Often, the same genes were regulated when several signature genes were detected for two or more irradiation setups (cf. Supplementary Tables S2 and S3). In general, average log2 ratios (i.e. absolute values of up- and down regulation) lay on a similar level for IR-associated and TH-responding signature genes. The kidney cortex, kidney medulla, and liver showed the lowest average log2 ratios for either signature, i.e. 1.00, 0.86, and 1.05, respectively, for IR-associated genes and 0.85, 0.94, and 0.93, respectively, for TH-responding genes. Although the lungs and spleen had a lower response in the number of regulated signature genes, both tissues showed slightly higher average log2 ratios for both signatures (IR-associated genes, average log2 ratio: 1.20 (lungs) and 1.34 (spleen); TH-responding genes, average log2 ratio: 1.09 (lungs) and 1.75 (spleen)). Thyroid displayed the lowest number of regulated signature genes but also the highest log2 ratios for differential regulation: the IR-associated gene Gjb2 was (up-)regulated with a log2 ratio of 2.19 (average of two probes) and the TH-responding gene Atp2a1 was (down-)regulated with a log2 ratio of (−2.41).

Regulation profiles of associated cellular function

Categorization of enriched biological processes revealed similarities and differences between the irradiation setups with regard to cellular function (Fig. 4).
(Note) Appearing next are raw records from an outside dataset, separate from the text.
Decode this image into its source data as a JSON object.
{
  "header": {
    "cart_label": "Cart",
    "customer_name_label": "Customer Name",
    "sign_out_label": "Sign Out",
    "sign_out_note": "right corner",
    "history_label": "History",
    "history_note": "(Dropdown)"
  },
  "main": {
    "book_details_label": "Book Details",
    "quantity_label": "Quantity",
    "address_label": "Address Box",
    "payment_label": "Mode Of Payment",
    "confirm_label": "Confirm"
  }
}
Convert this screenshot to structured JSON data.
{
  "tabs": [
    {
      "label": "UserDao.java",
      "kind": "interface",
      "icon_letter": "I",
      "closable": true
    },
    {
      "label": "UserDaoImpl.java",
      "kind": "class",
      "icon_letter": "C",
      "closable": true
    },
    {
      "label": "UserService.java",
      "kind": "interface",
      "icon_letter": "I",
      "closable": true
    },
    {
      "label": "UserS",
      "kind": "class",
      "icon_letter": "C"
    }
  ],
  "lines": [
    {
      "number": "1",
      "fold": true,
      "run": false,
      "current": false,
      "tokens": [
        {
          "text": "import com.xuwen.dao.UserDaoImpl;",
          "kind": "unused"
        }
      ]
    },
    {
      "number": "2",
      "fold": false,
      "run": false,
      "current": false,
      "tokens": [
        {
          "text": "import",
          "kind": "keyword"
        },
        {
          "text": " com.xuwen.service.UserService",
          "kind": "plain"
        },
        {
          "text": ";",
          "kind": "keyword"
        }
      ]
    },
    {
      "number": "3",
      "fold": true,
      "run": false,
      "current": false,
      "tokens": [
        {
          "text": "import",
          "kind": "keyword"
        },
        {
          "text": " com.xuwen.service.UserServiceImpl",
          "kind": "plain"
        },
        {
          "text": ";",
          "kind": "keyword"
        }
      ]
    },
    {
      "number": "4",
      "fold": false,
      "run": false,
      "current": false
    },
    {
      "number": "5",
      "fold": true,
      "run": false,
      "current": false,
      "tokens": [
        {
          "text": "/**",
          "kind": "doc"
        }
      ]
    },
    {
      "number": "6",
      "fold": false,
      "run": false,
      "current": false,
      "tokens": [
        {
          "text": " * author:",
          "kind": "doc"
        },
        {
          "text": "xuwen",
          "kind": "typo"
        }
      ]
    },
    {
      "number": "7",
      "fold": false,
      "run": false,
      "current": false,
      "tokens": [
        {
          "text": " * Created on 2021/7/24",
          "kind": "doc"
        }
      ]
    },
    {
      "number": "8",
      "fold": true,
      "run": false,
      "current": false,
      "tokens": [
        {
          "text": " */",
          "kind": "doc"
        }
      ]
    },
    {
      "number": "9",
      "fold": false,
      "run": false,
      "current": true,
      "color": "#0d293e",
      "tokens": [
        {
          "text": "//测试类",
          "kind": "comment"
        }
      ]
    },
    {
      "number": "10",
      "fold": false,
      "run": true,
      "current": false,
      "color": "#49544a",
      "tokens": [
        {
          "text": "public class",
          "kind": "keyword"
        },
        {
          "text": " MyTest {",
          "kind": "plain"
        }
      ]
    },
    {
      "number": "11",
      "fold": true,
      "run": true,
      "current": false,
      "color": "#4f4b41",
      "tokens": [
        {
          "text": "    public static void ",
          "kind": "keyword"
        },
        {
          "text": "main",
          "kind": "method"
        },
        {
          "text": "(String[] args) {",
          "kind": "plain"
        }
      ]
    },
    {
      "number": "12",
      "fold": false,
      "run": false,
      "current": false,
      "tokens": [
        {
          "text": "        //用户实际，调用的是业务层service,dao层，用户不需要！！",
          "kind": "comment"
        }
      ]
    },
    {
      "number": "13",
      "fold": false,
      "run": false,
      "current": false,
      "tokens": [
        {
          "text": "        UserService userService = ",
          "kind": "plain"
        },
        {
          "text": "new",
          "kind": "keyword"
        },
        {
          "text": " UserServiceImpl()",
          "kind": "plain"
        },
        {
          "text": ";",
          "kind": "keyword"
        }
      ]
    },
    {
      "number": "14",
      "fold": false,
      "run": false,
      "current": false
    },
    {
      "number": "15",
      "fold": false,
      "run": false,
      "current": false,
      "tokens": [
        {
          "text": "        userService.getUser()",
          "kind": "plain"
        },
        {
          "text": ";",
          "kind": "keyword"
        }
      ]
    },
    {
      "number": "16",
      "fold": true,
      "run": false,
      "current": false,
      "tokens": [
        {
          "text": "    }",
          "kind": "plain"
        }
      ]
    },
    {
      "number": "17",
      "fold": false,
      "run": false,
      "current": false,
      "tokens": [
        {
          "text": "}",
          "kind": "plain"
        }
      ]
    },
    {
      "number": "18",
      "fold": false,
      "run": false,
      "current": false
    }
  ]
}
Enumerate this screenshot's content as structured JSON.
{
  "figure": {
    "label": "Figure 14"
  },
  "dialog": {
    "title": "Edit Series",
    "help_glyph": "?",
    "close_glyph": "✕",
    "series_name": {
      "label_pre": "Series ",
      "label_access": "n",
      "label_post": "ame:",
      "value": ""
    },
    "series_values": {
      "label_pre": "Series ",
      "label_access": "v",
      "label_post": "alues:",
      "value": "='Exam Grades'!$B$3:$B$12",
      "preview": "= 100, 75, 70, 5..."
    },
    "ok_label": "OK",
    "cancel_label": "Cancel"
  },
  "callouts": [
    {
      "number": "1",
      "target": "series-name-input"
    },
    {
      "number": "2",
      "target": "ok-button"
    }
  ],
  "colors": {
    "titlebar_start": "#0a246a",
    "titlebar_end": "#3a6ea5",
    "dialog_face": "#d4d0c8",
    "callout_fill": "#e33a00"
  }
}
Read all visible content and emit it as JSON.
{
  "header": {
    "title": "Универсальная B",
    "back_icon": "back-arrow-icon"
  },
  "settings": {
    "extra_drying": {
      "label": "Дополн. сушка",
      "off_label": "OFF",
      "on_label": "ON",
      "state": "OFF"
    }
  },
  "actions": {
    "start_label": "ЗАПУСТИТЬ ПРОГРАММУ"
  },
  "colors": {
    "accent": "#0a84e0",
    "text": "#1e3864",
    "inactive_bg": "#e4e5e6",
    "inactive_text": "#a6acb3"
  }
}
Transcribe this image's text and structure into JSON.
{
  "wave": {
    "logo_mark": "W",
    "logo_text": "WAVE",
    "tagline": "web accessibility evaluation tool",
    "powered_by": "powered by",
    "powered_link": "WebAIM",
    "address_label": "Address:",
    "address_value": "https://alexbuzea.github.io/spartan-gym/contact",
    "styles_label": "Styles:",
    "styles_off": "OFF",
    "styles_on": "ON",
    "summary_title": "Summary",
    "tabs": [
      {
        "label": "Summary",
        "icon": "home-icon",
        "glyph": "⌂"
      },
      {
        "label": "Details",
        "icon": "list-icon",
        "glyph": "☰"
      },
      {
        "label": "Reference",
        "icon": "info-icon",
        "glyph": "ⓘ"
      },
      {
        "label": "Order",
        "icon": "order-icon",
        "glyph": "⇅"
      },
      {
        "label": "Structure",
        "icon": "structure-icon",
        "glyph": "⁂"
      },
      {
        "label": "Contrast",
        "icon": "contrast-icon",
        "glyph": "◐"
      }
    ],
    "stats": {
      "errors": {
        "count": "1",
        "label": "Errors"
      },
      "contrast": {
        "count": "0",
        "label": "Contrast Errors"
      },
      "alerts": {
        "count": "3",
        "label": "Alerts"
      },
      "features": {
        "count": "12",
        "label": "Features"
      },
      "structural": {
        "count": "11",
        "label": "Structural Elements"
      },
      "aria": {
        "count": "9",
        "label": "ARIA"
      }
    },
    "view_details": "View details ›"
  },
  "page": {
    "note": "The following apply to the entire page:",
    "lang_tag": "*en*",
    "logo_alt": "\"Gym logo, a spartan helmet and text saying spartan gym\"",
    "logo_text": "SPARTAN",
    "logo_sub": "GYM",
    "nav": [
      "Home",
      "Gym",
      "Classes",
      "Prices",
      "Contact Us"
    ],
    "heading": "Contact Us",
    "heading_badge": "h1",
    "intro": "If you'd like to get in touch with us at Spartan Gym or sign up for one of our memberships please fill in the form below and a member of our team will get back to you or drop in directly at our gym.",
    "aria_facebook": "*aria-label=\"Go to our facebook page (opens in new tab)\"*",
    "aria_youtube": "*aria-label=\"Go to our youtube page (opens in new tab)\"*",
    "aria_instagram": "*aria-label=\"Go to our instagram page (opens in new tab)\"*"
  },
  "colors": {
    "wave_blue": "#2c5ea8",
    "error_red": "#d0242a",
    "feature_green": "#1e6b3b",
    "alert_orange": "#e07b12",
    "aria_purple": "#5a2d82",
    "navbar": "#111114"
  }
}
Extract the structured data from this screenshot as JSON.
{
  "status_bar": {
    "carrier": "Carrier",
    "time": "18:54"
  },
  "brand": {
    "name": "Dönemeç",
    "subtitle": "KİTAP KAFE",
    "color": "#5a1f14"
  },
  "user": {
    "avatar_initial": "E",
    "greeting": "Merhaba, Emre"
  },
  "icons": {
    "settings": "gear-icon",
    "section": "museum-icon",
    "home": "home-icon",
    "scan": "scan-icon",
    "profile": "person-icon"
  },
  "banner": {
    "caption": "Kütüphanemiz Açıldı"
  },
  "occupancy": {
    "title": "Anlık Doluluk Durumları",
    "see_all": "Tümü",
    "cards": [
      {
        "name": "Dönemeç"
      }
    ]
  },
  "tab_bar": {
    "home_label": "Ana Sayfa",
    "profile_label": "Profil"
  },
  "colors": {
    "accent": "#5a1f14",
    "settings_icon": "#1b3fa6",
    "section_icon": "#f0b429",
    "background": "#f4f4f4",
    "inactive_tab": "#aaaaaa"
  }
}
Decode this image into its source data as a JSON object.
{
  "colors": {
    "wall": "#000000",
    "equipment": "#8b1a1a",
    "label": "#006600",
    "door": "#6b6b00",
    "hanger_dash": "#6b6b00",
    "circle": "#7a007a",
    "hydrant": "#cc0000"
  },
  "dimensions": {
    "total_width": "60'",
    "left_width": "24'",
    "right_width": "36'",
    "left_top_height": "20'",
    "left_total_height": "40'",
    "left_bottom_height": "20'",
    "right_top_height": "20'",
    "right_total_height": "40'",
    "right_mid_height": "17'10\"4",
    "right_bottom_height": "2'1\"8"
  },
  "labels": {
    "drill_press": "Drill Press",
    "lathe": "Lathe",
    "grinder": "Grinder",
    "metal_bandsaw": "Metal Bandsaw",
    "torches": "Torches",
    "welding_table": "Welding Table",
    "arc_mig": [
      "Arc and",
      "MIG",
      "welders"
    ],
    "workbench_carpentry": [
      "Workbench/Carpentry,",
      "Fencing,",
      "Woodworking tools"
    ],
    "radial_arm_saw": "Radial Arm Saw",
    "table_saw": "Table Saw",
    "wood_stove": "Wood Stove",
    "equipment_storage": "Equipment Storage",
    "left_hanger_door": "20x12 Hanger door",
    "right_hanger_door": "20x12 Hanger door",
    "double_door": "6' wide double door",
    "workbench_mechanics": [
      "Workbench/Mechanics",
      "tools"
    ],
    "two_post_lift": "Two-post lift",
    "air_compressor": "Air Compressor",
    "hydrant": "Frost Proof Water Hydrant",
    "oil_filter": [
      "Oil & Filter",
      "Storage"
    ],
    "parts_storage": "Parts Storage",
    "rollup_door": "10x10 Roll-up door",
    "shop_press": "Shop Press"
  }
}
In most tissues, no effect on DNA integrity and gene expression integrity was observed.

Figure 4. Response profiles of enriched biological processes categorized after cellular function.

Figure 4

Significantly regulated transcripts were enriched for biological processes which were grouped in respective categories and subcategories of higher level cellular function. Regulation was measured 24 h following irradiation of collum (thyroid irradiated), abdomen & thorax (kidneys, liver, lungs, and spleen irradiated), or collum & abdomen & thorax (kidneys, liver, lungs, spleen and thyroid irradiated). The percentage of scored vs. filtered transcripts is illustrated as very low < 3% (very light blue), low 3–9% (light blue), medium 10–29% (blue), high 30–49% (dark blue), and very high ≥ 50% (very dark blue). Numbers indicate the sum of regulated biological processes within a category or subcategory.

The highest level of regulation and the largest diversity across categories were observed in the kidney medulla. This tissue also showed the highest degree of similarity between the irradiation setups, meaning with regard to both regulated subcategories and intensity of regulation. In the kidney medulla, all main categories of cellular function were regulated at basically every irradiation setup, i.e. the only exception was found for DNA integrity when all tissues were irradiated (group C). It should be noted, however, that respective regulations of DNA integrity in groups A–B consisted of only one biological process. Between irradiation of thyroid (group A) and irradiation of non-thyroid tissues (group B), the highest similarity was observed for metabolism, stress responses, and organismic regulation. The other categories also exhibited similar trends for several subcategories. Distinct dissimilarity was only observed for cellular integrity, where irradiation of all tissues (group C) resulted in a distinctly stronger regulation (regarding number of subcategories, biological processes, and intensity of regulation) than irradiation of thyroid alone (group A). Despite the diverse regulation across categories, several cellular functions were not regulated at any irradiation setup on the subcategorical level in the kidney medulla, i.e. (DNA) damage and repair, transcription, cell cycle regulation, general cell cycle and regulation, signaling molecules, oxidative stress response, inflammatory responses, and behavior.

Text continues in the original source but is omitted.